By Jennifer Velasquez
The success of this year’s Varsity Fencing team is transcending previous years. With a relatively new team made up of fewer experienced fencers and more underclassmen, it can be rather difficult for such strong bonds to form so quickly among teammates, but this year’s team has definitely surpassed that challenge.
One of this year’s foil captains, Jodi Yeh, stated, “I think this year’s team is different because we all have great chemistry together. Everyone gets along, and I feel like there is a special connection among everyone.”
For those who are unfamiliar with fencing, it is a traditional sport that requires one to fight his or her opponent by using “Rapier-style” swords; whoever successfully makes contact with his or her opponent first wins the point.
As someone who fences, I can vouch that it is more fun to fence than it is to watch. There’s a reason why fencing is known as the “physical chess” of the Olympics. It isn't a sport that just tests your physical capabilities, it is a sport that also challenges and engages much of the mind. It can be complicated to understand at first, and if you’ve ever seen a fencing match before, without any prior knowledge of the sport, you might have wondered, “Why are these strangely dressed people trying to stab each other with swords?” or “How does someone win if they’re both stabbing each other at the same time?” Trust me, I’ve been there, and I get it. Although I won’t get into every detail, I’ll clarify some of your questions.

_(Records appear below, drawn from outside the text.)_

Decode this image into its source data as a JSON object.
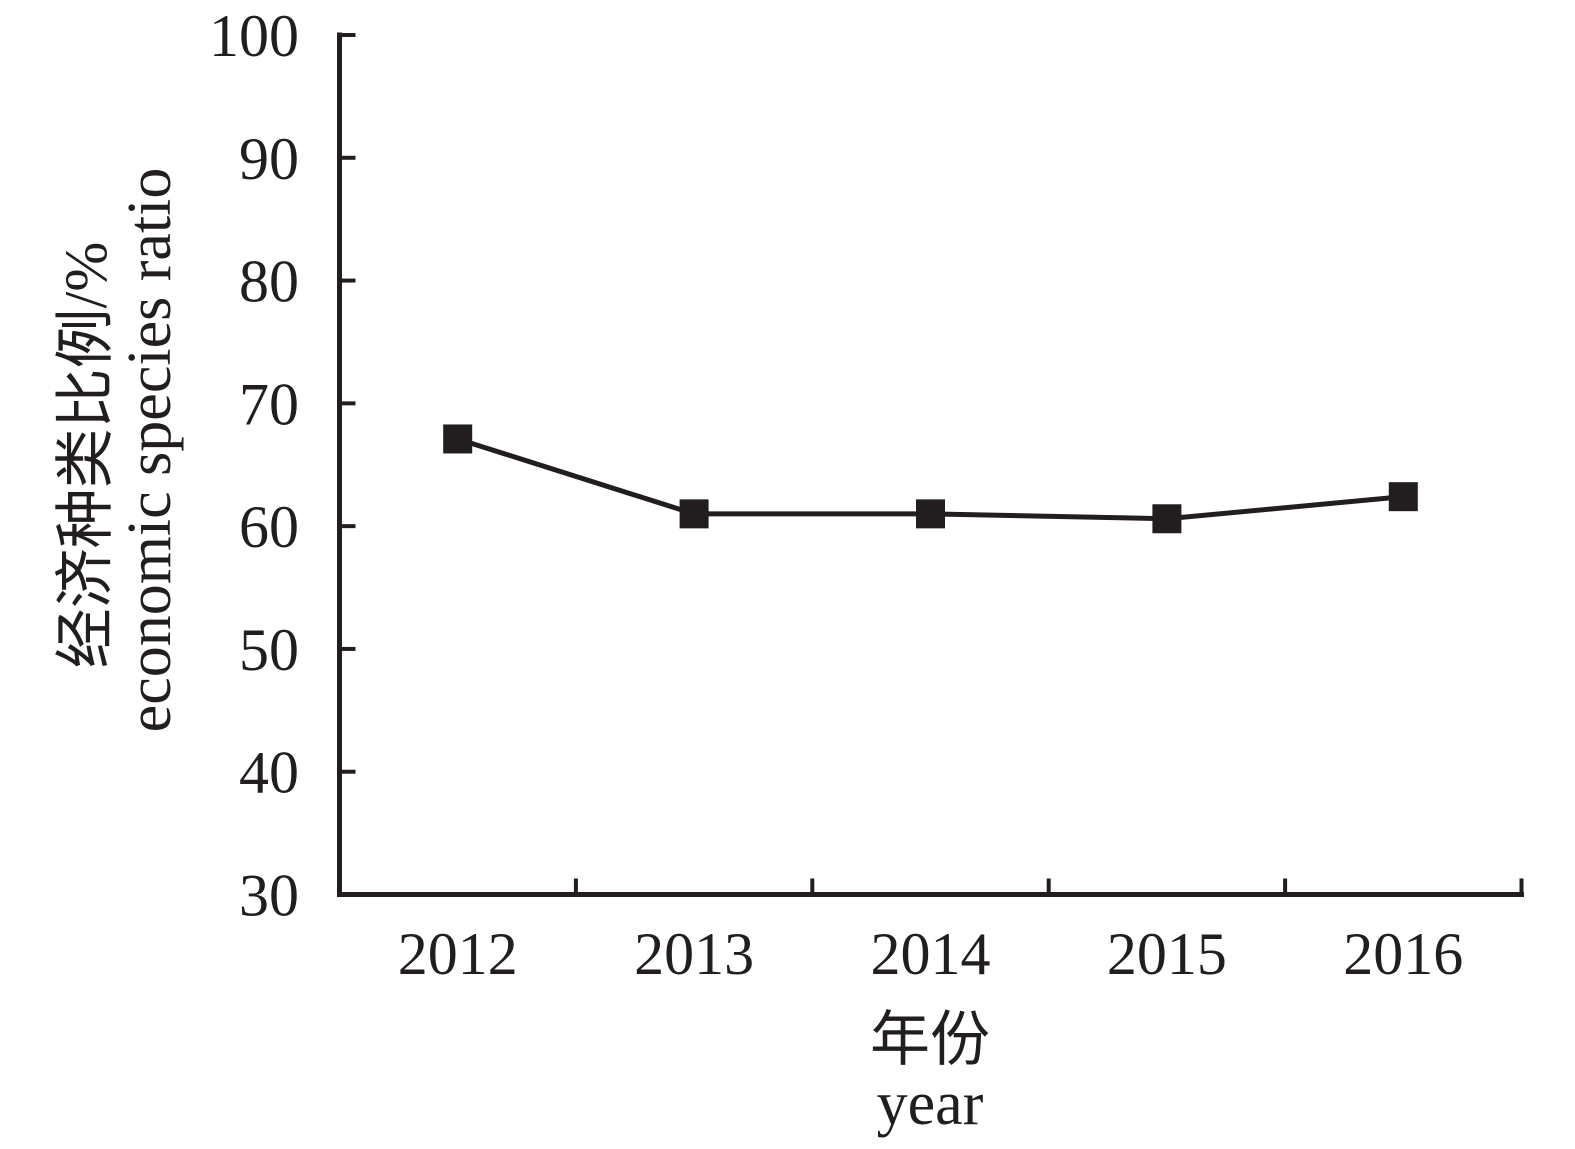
{
  "figure": {
    "background": "#FFFFFF"
  },
  "chart_data": {
    "type": "line",
    "title": "",
    "categories": [
      "2012",
      "2013",
      "2014",
      "2015",
      "2016"
    ],
    "series": [
      {
        "name": "economic species ratio",
        "values": [
          67.1,
          61.0,
          61.0,
          60.6,
          62.4
        ]
      }
    ],
    "xlabel_zh": "年份",
    "xlabel_en": "year",
    "ylabel_zh": "经济种类比例/%",
    "ylabel_en": "economic species ratio",
    "ylim": [
      30,
      100
    ],
    "yticks": [
      100,
      90,
      80,
      70,
      60,
      50,
      40,
      30
    ],
    "grid": false,
    "legend": "none",
    "marker": "square",
    "line_color": "#221E1F",
    "axis_color": "#221E1F",
    "tick_direction": "in"
  }
}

Fencing can be a dangerous sport. That is a no brainer. The essence of the sport is to literally stab our opponents first, so we are required to wear certain gear in order to protect our bodies from injuries. That is why all fencers wear beekeeper-like masks, form-fitting white jackets and knickers, and a special glove that protects our fencing hands. However, the gear differentiates from there, depending on which of the three modern types of fencing you practice.
Each of these forms uses different styles of weapons along with different sets of rules. This separates the team into three competitive scenes: Foil, Épée, and Sabre. Since the rules of the sport are not all the same, the way in which one wins points also varies. For example, if both opponents make contact with each other at the same time in a match, the only competitive scene that rewards points for that is Épée, which would give both opponents the point. The key to winning is generally the same; you either attack and stab your opponent first, or you successfully “parry” (deflect) the attack and get him or her back.
So, how is OB’s fencing team doing so far? The Varsity Fencing team’s coach, Mr. Bruckner, stated, “We're at mid-season, and we're showing all the other teams that we are very competitive. We're striving for the top four spots for county in order to make playoffs for the boys and girls teams.”
With the boys having five wins and two losses so far, and the girls having five wins and three loses, we are currently ranked in 4th place. Whatever our rank may be, the fencing team is continually practicing and training very hard to make our school proud.
Jodi Yeh added, “Everyone is eager to get better, and I think this is the most motivated team so far.”
From my experience, I’ve seen many of my fellow teammates get injured at practice or meets; however, they got back up on their feet and gave it their all until the very end. I've personally pushed myself time and time again, inspired by the amazing skills and techniques of my teammates.
Mr. Bruckner praised the talent of his team and revealed, “We have some excellent players on our team. Kate Devereaux and Jodi Yeh, who are both captains of the girls foil team, are some of the top fencers in the county.”
When asked what motivates her, Yeh responded, “I really like the sport itself, and I want to get better. What motivates me is the feeling of accomplishment, yet it also makes me want to work even harder to improve my fencing.”
Fencer Sarah Conway also revealed her thoughts about the team’s camaraderie. “I feel like it's a family environment. Usually a lot of sports are like that, but Fencing is different. We’re closer.”
Decorated in our purple and gold socks, sitting side by side, yelling at the top of our lungs as we cheer on our fellow team members, the other teams shrink in comparison. I can say that I have lost my voice on more than one occasion from proudly cheering on my teammates, but that's because the sport and team are so intense. If you want a place where you can feel like you belong, while experiencing the exhilaration of learning a sport that continually pushes you both physically and mentally, then do yourself a favor and join OB’s fencing team.